We had left the Marquesas seven days previously, and were now becalmed in that maze of atolls known as the Paumotu or Low Archipelago.
Imagine a circular beach of glistening coral sand and green vegetation from five to fifty yards wide, thrust up through the sea for all the world like a hedge, and enclosing a garden of coral fronds submerged under water so still and clear as to be hardly visible, and you have an atoll as I saw it from the masthead.
And there were myriads of them—big atolls, little atolls, fat and thin atolls—fading away into the shimmering heat haze of the horizon. The fairies must have been mighty busy down this way.
I descended to the deck and things mundane. What to do when becalmed in a network of coral reefs and seven-knot currents was the problem that confronted us. I had no text book on the subject, but by some miracle the monstrosity was persuaded to fire on two cylinders.
Imagine yourself, then, passing through the narrow gateway in the hedge—I should say, passage in the reef—and coming to anchor in the garden—I mean lagoon.

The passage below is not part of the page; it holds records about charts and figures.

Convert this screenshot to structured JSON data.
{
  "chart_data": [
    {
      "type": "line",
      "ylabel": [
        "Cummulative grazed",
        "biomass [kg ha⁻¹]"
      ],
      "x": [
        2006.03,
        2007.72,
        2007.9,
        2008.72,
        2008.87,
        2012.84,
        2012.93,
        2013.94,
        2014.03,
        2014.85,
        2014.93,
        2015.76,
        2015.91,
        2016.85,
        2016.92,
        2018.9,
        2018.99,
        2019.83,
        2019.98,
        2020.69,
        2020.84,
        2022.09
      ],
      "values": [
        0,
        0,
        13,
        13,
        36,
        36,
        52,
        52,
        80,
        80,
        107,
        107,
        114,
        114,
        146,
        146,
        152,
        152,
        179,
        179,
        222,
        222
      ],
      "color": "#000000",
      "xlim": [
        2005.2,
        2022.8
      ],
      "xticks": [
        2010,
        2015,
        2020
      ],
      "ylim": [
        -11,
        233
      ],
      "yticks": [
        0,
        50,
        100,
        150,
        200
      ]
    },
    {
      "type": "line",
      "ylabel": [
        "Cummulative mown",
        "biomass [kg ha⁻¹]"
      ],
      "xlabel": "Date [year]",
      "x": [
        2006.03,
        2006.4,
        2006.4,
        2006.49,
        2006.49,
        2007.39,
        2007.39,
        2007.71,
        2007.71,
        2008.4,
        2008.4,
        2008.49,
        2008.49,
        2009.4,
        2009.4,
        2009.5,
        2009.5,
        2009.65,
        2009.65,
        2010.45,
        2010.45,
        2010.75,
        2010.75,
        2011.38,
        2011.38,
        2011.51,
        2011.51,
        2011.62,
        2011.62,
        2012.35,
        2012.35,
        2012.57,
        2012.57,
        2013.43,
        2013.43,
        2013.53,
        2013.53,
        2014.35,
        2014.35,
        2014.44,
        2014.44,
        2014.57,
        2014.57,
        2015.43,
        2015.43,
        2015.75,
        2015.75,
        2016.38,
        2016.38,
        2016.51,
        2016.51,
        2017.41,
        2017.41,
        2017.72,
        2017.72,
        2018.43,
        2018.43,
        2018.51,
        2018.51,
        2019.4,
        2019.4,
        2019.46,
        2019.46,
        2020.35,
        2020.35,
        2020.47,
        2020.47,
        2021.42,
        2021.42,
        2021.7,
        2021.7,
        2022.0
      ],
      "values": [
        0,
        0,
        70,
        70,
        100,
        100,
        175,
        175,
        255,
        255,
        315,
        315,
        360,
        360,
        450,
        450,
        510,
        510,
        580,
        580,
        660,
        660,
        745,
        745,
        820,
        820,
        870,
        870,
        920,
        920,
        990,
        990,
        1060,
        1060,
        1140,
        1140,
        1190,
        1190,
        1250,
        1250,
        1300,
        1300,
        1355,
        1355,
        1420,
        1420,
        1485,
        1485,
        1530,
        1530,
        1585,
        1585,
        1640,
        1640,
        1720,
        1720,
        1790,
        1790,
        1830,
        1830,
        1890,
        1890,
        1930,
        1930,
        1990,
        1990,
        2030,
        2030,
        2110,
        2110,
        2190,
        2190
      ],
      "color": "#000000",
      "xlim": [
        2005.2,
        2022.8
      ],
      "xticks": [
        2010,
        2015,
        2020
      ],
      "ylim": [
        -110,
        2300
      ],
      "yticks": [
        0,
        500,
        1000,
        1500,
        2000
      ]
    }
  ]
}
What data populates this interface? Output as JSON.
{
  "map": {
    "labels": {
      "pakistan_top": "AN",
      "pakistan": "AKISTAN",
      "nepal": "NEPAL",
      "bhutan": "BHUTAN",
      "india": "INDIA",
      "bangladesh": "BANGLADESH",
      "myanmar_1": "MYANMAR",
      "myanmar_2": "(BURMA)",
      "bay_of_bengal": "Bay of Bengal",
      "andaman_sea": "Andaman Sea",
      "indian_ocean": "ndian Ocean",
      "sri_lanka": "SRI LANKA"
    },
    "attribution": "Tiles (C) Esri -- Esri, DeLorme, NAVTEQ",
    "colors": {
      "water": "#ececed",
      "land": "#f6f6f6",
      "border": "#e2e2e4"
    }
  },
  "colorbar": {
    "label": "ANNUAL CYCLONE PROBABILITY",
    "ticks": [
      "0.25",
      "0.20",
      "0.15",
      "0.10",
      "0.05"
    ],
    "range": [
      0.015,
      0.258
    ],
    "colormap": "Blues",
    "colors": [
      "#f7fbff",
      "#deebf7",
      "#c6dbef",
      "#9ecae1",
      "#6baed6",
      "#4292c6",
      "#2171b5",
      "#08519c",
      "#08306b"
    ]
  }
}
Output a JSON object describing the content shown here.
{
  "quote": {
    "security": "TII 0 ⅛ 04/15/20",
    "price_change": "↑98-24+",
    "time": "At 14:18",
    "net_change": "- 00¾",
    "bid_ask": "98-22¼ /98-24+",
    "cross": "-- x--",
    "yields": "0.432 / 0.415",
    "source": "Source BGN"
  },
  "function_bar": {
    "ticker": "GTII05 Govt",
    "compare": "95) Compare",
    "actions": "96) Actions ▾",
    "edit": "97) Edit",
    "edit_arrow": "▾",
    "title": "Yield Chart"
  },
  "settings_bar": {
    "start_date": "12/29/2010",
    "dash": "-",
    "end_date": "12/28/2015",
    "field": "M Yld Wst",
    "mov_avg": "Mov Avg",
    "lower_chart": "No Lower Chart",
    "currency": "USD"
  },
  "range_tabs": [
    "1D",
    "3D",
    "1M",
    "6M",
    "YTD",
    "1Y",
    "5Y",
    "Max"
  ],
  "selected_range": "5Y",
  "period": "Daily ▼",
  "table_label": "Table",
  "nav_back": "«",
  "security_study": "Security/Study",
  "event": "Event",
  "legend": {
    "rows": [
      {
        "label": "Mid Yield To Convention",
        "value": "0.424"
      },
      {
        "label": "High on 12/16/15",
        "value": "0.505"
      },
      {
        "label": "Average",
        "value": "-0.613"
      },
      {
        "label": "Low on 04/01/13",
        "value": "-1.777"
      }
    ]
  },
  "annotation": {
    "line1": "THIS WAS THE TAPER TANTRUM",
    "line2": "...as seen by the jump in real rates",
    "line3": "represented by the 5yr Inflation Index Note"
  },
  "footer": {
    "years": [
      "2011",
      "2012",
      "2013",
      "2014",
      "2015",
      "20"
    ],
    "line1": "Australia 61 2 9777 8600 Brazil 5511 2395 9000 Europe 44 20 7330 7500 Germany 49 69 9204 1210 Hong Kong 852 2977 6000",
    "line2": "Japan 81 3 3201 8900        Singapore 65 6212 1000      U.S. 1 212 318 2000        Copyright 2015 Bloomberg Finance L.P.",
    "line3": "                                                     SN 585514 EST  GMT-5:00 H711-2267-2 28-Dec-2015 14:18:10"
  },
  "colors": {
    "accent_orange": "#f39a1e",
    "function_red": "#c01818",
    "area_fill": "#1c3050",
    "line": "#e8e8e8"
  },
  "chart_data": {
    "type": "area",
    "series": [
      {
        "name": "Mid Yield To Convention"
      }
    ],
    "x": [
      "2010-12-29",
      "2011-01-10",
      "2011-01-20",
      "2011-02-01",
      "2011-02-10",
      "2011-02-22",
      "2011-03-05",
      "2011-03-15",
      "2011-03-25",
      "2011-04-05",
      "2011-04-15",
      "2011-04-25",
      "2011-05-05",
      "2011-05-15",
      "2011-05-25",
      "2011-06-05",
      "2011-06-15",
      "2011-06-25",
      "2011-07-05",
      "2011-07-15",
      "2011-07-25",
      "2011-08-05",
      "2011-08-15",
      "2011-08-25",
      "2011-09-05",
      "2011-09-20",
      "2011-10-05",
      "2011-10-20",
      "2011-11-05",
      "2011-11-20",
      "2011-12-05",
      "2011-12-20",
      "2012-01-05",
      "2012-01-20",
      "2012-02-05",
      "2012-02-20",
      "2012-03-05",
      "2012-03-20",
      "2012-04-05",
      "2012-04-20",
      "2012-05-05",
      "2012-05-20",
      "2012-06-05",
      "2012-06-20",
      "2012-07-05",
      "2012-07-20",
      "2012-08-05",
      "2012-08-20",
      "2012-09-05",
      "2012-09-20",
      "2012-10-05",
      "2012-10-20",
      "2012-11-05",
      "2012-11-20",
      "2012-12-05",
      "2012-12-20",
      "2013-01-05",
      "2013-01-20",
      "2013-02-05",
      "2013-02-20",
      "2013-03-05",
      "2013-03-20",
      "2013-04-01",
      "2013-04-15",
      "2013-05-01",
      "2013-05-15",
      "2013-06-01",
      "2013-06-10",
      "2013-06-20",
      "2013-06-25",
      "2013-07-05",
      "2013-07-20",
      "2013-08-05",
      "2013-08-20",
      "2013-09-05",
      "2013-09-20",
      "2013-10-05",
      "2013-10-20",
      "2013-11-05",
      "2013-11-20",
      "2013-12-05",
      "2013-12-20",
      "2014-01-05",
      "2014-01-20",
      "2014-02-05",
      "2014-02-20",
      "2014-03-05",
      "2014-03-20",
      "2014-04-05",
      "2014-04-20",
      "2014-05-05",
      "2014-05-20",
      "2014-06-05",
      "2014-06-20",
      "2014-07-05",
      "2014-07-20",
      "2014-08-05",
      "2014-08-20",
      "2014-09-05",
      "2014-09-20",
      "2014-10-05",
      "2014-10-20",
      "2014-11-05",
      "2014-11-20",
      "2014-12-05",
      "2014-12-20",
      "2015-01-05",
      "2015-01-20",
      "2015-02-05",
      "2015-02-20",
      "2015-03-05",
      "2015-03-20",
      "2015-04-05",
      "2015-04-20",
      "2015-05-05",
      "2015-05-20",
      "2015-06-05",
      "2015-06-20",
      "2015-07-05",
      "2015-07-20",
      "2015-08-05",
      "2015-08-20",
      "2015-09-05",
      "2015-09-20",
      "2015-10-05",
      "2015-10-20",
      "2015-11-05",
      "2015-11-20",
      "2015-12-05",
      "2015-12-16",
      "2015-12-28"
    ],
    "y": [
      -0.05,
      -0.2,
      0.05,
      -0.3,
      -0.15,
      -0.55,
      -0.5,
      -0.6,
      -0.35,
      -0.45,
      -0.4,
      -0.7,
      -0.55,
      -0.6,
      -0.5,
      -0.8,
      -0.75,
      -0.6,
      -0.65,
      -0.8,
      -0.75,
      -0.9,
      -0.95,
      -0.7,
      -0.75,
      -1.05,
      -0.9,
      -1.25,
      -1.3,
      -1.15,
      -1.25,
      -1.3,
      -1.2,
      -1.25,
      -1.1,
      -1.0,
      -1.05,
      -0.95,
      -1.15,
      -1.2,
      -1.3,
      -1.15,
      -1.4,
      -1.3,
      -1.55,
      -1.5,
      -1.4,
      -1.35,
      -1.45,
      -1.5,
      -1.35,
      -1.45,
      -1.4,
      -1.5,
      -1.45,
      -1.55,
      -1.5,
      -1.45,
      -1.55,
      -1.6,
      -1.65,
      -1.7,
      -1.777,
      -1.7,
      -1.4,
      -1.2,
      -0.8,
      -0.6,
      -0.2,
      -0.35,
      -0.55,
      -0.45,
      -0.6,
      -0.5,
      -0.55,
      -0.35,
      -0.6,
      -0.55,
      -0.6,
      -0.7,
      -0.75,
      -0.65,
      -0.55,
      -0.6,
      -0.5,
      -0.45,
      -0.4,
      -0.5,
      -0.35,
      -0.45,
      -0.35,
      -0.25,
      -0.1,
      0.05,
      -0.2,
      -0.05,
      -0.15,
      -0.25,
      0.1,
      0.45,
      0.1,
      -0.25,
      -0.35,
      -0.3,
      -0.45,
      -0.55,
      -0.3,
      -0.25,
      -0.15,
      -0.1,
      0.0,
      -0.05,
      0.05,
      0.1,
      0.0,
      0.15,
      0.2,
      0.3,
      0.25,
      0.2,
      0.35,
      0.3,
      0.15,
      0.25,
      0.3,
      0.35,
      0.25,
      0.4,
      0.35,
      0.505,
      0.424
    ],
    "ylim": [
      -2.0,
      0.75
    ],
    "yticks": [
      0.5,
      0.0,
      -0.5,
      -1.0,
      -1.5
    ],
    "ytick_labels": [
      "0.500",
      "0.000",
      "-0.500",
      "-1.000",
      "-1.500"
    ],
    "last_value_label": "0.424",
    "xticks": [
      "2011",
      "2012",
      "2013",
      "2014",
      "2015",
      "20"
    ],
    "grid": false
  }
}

It is sunrise, and already the pearling canoes are putting out from the village and scurrying to the fishing grounds over the glassy surface of the lagoon.
A fine people, these of the atolls—upstanding, deep of chest, a race of mermen if ever there was one. From birth up, if they are not in the water they are on it or as close to it as they can get. Take them inland and they die. So they squat on their canoe outriggers, smoking, chatting, laughing, until the spirit moves them (nothing else will), and one of their number drops from sight, feet first, with hardly a ripple.
You look down and you see him, as though through green-tinted glass, crouched on the sloping floor of the lagoon. He is plucking oysters as one would gather flowers in a garden. There is no haste in his movements, nothing to indicate that there is any time limit to his remaining down there, under anything from five to fifteen fathoms of water.
A minute passes, two minutes; still he pursues his leisurely way, plucking to right and left and thrusting the shells into a network bag about his neck.
The man of the atolls is in a world of his own where none but his kind can follow, and they still squat on their outriggers, chatting and laughing like a crowd of boys at a swimming pool.